While catching up on transit related news of the last few days, I came across a brief but very interesting report. The report was about how, one of my old stomping grounds, Rockland County will begin analysis on whether it should withdraw from the MTA. Empire State News has more:
Rockland County has begun an effort to examine what it would take to withdraw from the MTA, subject to state legislation allowing it.
The county will conduct an analysis over the next six months and will include a number of items, including review and summaries of previous analyses of the costs and benefits of MTA service to Rockland, terms of current draft legislation that could authorize a withdrawal from the MTA; identifying financial resources and mechanisms that would be adapted to continue current regional transit services to Rockland; summary of operational and regulatory issues associated with withdrawal from the MTA; and identifying potential pros and cons associated with a pullout.
“The preliminary analysis will provide us with the basic information we would heed in advance of potential authorizing legislation,” said County Executive C. Scott Vanderhoef.
The analysis will cost about $52,000 and is expected to be completed by spring 2011. The study will be funded 80 percent with federal dollars, 10 percent with state money and the remainder paid by transportation dollars allocated to the county.
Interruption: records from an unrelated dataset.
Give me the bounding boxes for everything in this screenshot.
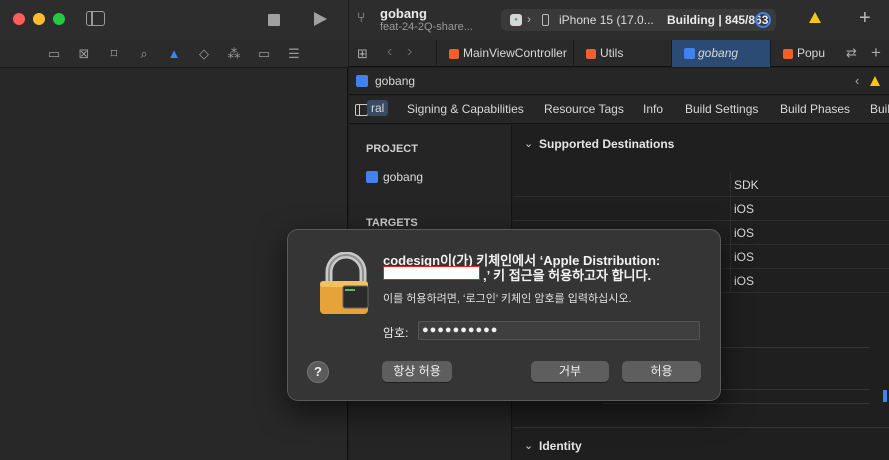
project-file-icon [366, 171, 378, 183]
identity-title: Identity [539, 439, 582, 453]
redacted-certificate-name [383, 266, 480, 280]
tab-label: Popu [797, 46, 826, 60]
jump-bar: gobang ‹ [349, 68, 889, 95]
tab-build-rules[interactable]: Buil [870, 102, 889, 116]
sdk-cell: iOS [734, 202, 755, 216]
tab-label: Utils [600, 46, 624, 60]
activity-view[interactable]: ● › iPhone 15 (17.0... Building | 845/86… [501, 9, 776, 31]
swift-file-icon [586, 49, 596, 59]
sidebar-toggle-icon[interactable] [86, 11, 105, 26]
window-toolbar: ⑂ gobang feat-24-2Q-share... ● › iPhone … [349, 0, 889, 40]
tab-mainviewcontroller[interactable]: MainViewController [436, 40, 573, 67]
stop-icon[interactable] [268, 14, 280, 26]
debug-icon[interactable]: ⁂ [226, 46, 242, 62]
project-file-icon [684, 48, 695, 59]
targets-header: TARGETS [366, 217, 418, 229]
settings-tab-bar: ral Signing & Capabilities Resource Tags… [349, 96, 889, 124]
project-file-icon [356, 75, 368, 87]
supported-destinations-title: Supported Destinations [539, 137, 675, 151]
tab-gobang[interactable]: gobang [671, 40, 770, 67]
project-item-label: gobang [383, 170, 424, 184]
sdk-cell: iOS [734, 274, 755, 288]
swift-file-icon [449, 49, 459, 59]
navigator-selector-bar: ▭ ⊠ ⌑ ⌕ ▲ ◇ ⁂ ▭ ☰ [0, 40, 348, 68]
iphone-icon [542, 14, 549, 26]
sdk-cell: iOS [734, 226, 755, 240]
minimize-window-button[interactable] [33, 13, 45, 25]
issue-icon[interactable]: ▲ [166, 46, 182, 62]
editor-tab-bar: ⊞ ‹ › MainViewController Utils gobang Po… [349, 40, 889, 67]
help-button[interactable]: ? [307, 361, 329, 383]
chevron-right-icon: › [527, 12, 531, 26]
source-control-icon[interactable]: ⊠ [76, 46, 92, 62]
scheme-icon[interactable]: ● [510, 14, 522, 26]
project-header: PROJECT [366, 143, 418, 155]
run-icon[interactable] [314, 12, 327, 26]
project-name[interactable]: gobang [380, 6, 427, 21]
window-toolbar-left [0, 0, 348, 40]
tab-signing[interactable]: Signing & Capabilities [407, 102, 524, 116]
always-allow-button[interactable]: 항상 허용 [382, 361, 452, 382]
tab-build-phases[interactable]: Build Phases [780, 102, 850, 116]
close-window-button[interactable] [13, 13, 25, 25]
sdk-cell: iOS [734, 250, 755, 264]
tab-general[interactable]: ral [367, 100, 389, 116]
chevron-left-icon[interactable]: ‹ [855, 73, 859, 88]
branch-name[interactable]: feat-24-2Q-share... [380, 21, 473, 33]
tab-label: MainViewController [463, 46, 567, 60]
breakpoint-icon[interactable]: ▭ [256, 46, 272, 62]
report-icon[interactable]: ☰ [286, 46, 302, 62]
chevron-down-icon[interactable]: ⌄ [524, 439, 533, 452]
project-item-gobang[interactable]: gobang [366, 170, 423, 184]
tab-build-settings[interactable]: Build Settings [685, 102, 758, 116]
chevron-down-icon[interactable]: ⌄ [524, 137, 533, 150]
tab-popup[interactable]: Popu [770, 40, 840, 67]
bookmark-icon[interactable]: ⌑ [106, 46, 122, 62]
selection-indicator [883, 390, 887, 402]
password-label: 암호: [383, 326, 409, 340]
deny-button[interactable]: 거부 [531, 361, 609, 382]
password-field[interactable]: ●●●●●●●●●● [418, 321, 700, 340]
dialog-title-line2: ,’ 키 접근을 허용하고자 합니다. [483, 268, 652, 283]
warning-icon[interactable] [870, 76, 880, 86]
divider [513, 427, 889, 428]
forward-icon[interactable]: › [407, 43, 412, 61]
tab-info[interactable]: Info [643, 102, 663, 116]
add-editor-icon[interactable]: + [871, 43, 881, 63]
table-header: SDK [513, 173, 889, 197]
divider [603, 403, 869, 404]
allow-button[interactable]: 허용 [622, 361, 701, 382]
build-progress-icon [755, 12, 771, 28]
branch-icon: ⑂ [357, 9, 366, 25]
find-icon[interactable]: ⌕ [136, 46, 152, 62]
dialog-message: 이를 허용하려면, ‘로그인’ 키체인 암호를 입력하십시오. [383, 293, 632, 305]
swift-file-icon [783, 49, 793, 59]
tab-utils[interactable]: Utils [573, 40, 671, 67]
swap-icon[interactable]: ⇄ [846, 45, 857, 61]
back-icon[interactable]: ‹ [387, 43, 392, 61]
zoom-window-button[interactable] [53, 13, 65, 25]
folder-icon[interactable]: ▭ [46, 46, 62, 62]
tab-label: gobang [698, 46, 739, 60]
warning-icon[interactable] [809, 12, 821, 23]
build-status: Building | 845/863 [667, 13, 769, 27]
column-divider [730, 173, 731, 293]
table-row[interactable]: iOS [513, 197, 889, 221]
lock-icon [320, 252, 369, 314]
related-items-icon[interactable]: ⊞ [357, 46, 368, 62]
keychain-access-dialog: codesign이(가) 키체인에서 ‘Apple Distribution: … [287, 229, 721, 401]
tab-resource-tags[interactable]: Resource Tags [544, 102, 624, 116]
sdk-column-header: SDK [734, 178, 759, 192]
test-icon[interactable]: ◇ [196, 46, 212, 62]
run-destination[interactable]: iPhone 15 (17.0... [559, 13, 654, 27]
add-icon[interactable]: + [859, 7, 871, 30]
jump-bar-item[interactable]: gobang [375, 74, 415, 88]
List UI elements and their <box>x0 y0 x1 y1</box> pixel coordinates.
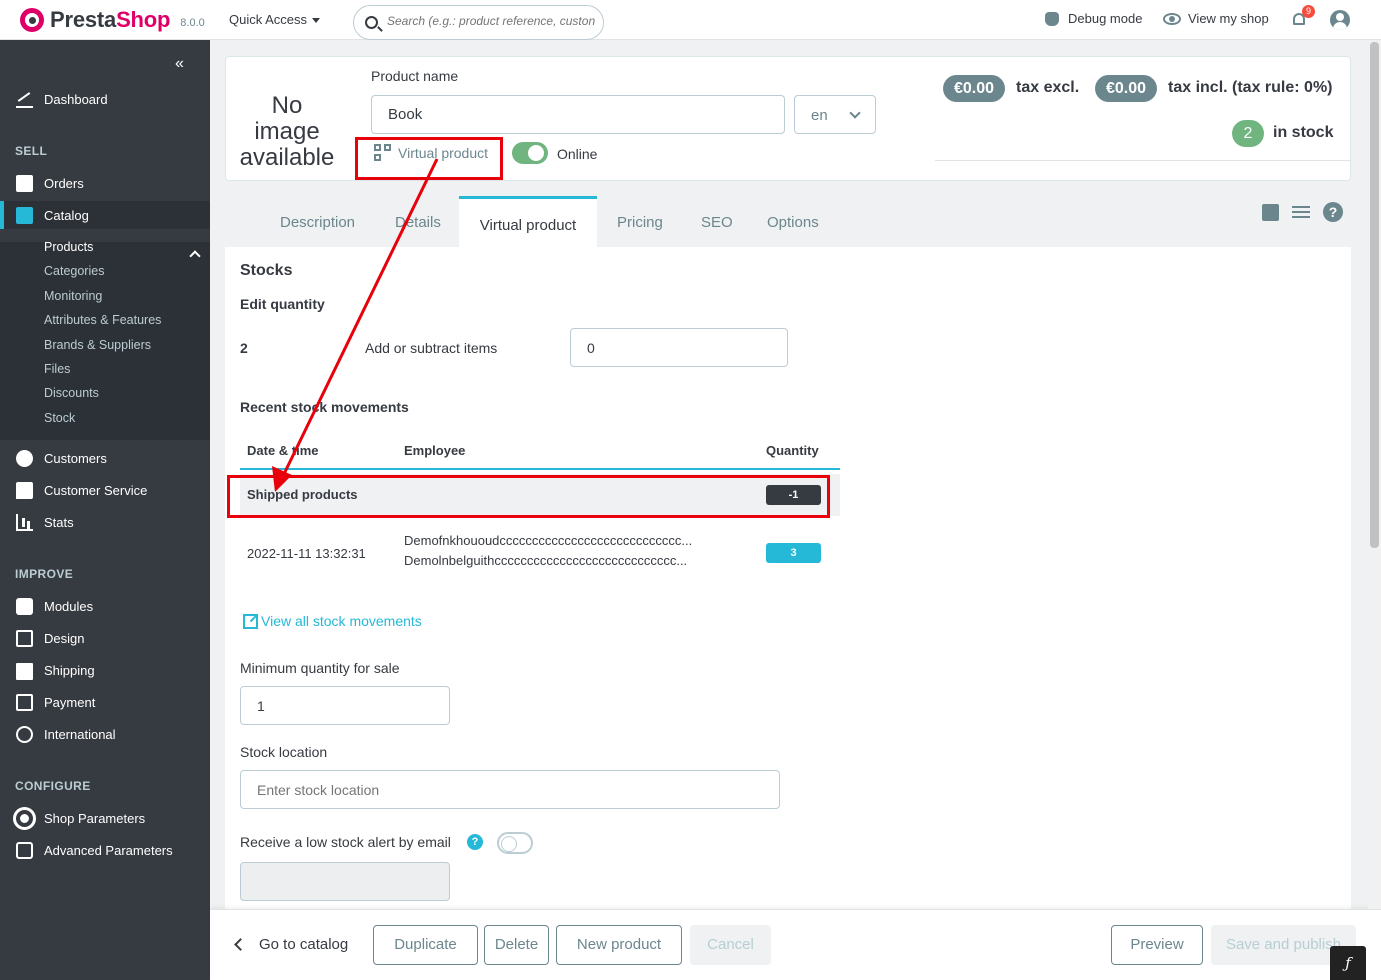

No county tax funds will be used to pay for the study.
Rockland withdrawing from the MTA is the type of action that could send a massive shockwave throughout the region. If they were to successfully provide public transit without the MTA, what is to say other counties would not look to do the same?
While any potential withdraw would not happen for some time, it is an issue that the MTA can’t afford to ignore. It will be interesting to see a final report from the county next year.